Свой мини-трактат о нечеловечности поэтов Цветаева завершает категорическим:

«Только пол делает вас человеком, даже не отцовство.

Поэтому, Борис, держись своей красавицы» (ЦП, 559).

А затем, выплеснув горечь и боль, Цветаева, как ни в чем ни бывало, подытоживает: «Я сама выбрала мир нечеловеков, что же мне роптать???» (ЦП, 560). Обещает прислать летние фотографии и просит, чтобы Пастернак передал их сестре Анастасии. (После этого следует примечательная фраза: «Ты ведь все жжешь: не хочу, чтобы Мура сожгли» (ЦП, 560). Не в огне ли погибли последние письма самой Цветаевой?..) Предлагает: «Вообще, давай переписываться – спокойно» (ЦП, 560). Отзываясь на похвалу прозы, уточняет: «пишу для заработка: чтения вслух, т.е. усиленно членораздельно, пояснительно. <…> Моя вежливость не позволяет час стоять и читать моим „последним верным“ явно-непонятные вещи – за их же деньги» (ЦП, 560).

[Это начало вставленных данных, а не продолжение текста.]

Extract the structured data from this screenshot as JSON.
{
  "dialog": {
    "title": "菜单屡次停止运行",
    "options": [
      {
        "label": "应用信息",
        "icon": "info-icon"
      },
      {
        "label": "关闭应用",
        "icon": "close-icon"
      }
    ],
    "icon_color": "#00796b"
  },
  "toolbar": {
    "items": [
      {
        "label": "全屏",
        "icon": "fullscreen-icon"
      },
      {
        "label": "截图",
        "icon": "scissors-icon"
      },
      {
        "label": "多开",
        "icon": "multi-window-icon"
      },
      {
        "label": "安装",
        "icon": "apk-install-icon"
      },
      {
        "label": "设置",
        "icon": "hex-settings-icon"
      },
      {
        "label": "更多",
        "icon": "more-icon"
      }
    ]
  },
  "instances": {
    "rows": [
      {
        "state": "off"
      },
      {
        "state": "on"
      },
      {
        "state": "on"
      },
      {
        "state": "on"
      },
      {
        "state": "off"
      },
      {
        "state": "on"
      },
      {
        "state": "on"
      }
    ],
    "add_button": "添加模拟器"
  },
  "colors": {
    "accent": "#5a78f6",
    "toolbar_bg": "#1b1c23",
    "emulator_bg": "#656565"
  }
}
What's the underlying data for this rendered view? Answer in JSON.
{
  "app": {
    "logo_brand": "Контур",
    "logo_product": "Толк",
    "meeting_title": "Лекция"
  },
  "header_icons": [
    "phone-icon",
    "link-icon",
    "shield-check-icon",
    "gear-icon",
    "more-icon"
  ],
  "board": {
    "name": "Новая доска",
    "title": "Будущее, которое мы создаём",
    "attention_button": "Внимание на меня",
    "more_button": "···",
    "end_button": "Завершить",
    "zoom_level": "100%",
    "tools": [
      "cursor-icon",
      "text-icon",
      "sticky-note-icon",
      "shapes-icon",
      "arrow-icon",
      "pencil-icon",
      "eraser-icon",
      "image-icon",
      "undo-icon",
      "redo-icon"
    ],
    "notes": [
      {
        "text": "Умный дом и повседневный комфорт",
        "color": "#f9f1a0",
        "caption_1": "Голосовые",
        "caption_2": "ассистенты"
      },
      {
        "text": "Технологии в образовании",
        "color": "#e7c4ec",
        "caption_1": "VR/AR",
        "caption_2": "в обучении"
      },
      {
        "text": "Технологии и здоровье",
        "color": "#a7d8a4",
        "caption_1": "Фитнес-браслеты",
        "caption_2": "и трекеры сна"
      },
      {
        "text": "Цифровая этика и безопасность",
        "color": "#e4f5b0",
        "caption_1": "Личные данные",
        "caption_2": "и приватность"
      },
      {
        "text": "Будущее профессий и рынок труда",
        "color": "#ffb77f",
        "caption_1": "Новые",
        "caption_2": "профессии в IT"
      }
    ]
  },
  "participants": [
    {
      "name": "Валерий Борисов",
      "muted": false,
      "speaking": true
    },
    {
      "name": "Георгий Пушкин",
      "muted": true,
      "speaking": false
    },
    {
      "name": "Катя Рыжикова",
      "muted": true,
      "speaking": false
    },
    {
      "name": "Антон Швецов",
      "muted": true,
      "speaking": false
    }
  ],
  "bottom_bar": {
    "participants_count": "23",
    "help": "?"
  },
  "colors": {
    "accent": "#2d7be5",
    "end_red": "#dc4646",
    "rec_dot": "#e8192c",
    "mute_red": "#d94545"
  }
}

По ходу дела выясняется еще одна странная деталь – Марина Ивановна то ли сознательно не заглядывала в черновики собственных писем, то ли (что более вероятно) вела с адресатом некую, одну ей понятную игру. На вопрос Бориса Леонидовича про «абсолюты» признается: «Слова не помню (да и не личное) – и, не без иронии, продолжает: – очевидно: „рассчитывала на тебя, как на каменную гору, а гора оказалась горбом анаконды (помнишь, путешественники развели костер на острове, а остров, разогретый, перевернулся – и все потонули…“ Такое?» (ЦП, 559). Подмена смысла очевидна – в ее предыдущем письме речь шла вовсе не о поддержке, а о невозможности выстраивания равноправных человеческих отношений двух поэтов.